1. Introduction to Digital Signature
Modern cryptographic systems utilize the so called asymmetric cryptography
, technique based on a keys pair that permits encryption and decryption of confidential data. If data are encrypted with one of the two key, the same can be recovered by utilizing the second one.
The two keys are named private key and public key. The private key must be keep secure by the keys owner that want to share data, the public key must be delivered to all the entities that want to access those data.
The data owner, saying A, can achieve two different goals when utilizing the asymmetric cryptography.
A can send its (its and not his, because A can be a person but even some kind of system) public key to a second entity , saying B, and asks to it to utilize this key for the encryption of some kind of data that A would want to receive.
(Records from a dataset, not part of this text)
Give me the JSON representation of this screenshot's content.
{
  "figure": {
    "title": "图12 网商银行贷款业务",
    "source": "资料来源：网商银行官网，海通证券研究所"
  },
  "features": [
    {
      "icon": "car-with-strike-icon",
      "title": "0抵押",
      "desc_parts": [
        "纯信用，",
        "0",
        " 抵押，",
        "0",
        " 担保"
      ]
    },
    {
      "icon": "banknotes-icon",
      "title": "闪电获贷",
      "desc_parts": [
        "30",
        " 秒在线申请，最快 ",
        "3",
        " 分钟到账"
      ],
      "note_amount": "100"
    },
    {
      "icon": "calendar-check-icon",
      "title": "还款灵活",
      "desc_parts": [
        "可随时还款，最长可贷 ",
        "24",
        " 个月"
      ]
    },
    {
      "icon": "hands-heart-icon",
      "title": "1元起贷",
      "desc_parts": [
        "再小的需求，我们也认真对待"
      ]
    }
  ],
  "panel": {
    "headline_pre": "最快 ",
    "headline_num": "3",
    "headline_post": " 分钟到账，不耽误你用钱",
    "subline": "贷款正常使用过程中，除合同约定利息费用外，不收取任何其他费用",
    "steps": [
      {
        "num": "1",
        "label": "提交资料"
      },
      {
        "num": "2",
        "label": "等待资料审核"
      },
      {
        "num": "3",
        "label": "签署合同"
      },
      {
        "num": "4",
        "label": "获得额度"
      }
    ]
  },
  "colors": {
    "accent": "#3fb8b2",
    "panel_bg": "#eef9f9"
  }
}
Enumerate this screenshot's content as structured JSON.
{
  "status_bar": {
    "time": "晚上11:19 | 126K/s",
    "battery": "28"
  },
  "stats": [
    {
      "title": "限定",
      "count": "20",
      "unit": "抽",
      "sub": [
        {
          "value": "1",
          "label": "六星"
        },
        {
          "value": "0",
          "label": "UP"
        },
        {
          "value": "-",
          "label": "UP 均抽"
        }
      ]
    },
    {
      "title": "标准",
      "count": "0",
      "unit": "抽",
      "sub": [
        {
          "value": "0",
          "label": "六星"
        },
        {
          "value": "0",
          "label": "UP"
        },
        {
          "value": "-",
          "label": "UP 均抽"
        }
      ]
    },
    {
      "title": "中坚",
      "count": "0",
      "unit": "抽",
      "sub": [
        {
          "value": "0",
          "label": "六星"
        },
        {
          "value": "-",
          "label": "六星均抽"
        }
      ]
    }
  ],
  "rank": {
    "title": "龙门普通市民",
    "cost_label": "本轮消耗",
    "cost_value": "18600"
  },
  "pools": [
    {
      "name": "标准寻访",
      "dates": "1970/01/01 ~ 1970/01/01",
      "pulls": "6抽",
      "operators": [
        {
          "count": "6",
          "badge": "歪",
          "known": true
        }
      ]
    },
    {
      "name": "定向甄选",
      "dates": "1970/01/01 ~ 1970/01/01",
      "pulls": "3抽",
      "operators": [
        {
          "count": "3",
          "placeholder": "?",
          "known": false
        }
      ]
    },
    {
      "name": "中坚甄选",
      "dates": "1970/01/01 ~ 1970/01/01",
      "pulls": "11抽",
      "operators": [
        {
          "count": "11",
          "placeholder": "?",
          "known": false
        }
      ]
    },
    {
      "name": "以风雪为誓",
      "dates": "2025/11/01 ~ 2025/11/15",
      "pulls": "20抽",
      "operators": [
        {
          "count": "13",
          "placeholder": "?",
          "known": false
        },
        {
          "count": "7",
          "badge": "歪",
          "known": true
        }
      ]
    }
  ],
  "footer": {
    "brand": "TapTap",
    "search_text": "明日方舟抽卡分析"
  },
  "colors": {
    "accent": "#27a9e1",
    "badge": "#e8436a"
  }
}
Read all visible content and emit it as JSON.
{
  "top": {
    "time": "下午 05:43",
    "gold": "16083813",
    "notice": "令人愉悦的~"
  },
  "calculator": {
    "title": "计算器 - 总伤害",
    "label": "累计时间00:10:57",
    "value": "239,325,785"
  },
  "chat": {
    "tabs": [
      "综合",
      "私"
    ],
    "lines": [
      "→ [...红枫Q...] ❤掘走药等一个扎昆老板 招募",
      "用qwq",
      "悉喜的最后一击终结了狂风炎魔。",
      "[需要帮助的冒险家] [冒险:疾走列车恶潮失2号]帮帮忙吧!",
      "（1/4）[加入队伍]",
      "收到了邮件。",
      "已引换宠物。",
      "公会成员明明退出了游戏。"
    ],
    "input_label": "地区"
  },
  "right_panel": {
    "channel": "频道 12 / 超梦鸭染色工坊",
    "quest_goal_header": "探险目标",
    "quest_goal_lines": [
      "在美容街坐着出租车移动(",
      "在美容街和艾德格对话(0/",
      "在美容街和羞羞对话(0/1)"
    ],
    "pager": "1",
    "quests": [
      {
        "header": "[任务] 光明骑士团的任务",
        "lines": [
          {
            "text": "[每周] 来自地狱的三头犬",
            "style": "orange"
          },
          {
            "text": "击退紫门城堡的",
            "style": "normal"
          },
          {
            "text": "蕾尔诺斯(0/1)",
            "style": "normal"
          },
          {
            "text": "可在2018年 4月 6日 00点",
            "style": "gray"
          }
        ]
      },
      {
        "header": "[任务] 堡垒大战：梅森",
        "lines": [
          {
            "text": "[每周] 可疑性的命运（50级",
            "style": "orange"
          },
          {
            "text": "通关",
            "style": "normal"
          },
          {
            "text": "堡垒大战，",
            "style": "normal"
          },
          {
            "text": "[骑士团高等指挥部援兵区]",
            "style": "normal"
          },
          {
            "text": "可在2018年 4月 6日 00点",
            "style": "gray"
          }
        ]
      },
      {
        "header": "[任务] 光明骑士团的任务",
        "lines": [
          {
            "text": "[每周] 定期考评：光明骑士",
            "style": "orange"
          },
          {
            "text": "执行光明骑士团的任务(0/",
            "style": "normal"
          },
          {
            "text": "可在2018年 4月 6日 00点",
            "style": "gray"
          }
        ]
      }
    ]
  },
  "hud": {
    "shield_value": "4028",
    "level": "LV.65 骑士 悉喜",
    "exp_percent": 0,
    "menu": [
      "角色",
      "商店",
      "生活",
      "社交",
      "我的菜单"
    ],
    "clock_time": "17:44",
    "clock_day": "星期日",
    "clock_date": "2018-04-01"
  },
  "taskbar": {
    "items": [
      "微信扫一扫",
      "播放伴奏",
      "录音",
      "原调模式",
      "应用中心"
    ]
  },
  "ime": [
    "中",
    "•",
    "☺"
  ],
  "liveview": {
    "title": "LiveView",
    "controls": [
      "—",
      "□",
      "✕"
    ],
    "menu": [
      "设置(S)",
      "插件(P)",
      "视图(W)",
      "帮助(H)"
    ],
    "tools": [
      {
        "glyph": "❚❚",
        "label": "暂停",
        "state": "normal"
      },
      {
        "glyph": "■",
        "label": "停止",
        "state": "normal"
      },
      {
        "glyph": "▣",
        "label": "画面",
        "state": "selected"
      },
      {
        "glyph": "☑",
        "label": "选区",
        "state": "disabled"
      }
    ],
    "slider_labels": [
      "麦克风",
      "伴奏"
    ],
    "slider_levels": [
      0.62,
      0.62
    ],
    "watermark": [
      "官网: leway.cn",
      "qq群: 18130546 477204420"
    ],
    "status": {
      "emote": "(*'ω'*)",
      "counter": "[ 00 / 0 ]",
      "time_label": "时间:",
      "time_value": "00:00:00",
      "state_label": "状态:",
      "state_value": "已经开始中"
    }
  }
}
When B send those encrypted data to A, only A can read them, being the only entity that keeps a copy of the private key related to the public key sent. This method is useful when an entity would want to be sure that certain data can be read only by itself. It does not guarantee that the data received come effectively form B, being the public key public available.
A second method sound like this: A can encrypt its data with its private key and send those data to a second entity B, adding to them its public key. With the aid of the public key, B can decrypt the data and understand the content sent by A. In these case the method guarantees that the data that B receive come exclusively form A, being A the only entity that has the private key corresponding to the public key received by B.
In the second case, in conjunction with hash algorithms (encryption operates on the hashed data), we say that A digitally signed its data. This method is referred as Digital Signature
.
In real scenario, moreover, things are not so trivial. Can B be sure that the data that it received was sent effectively from A ? Suppose that some third entity, saying C, signs malicious data with its private key and sends them to B with the related public key. How can B distinguish good data sent by A from malicious ones sent by C ?
A mechanism that makes B sure about the authenticity of the public key that it received is required. If the public key is the real A's public key, then the data received come surely from A.
The solution is to combine the public key of A with an identifier for A itself (for example the A's name or e-mail address if A is a person or the A's IP address if it is a network machine). Doing that, the so called Digital Certificate
is obtained.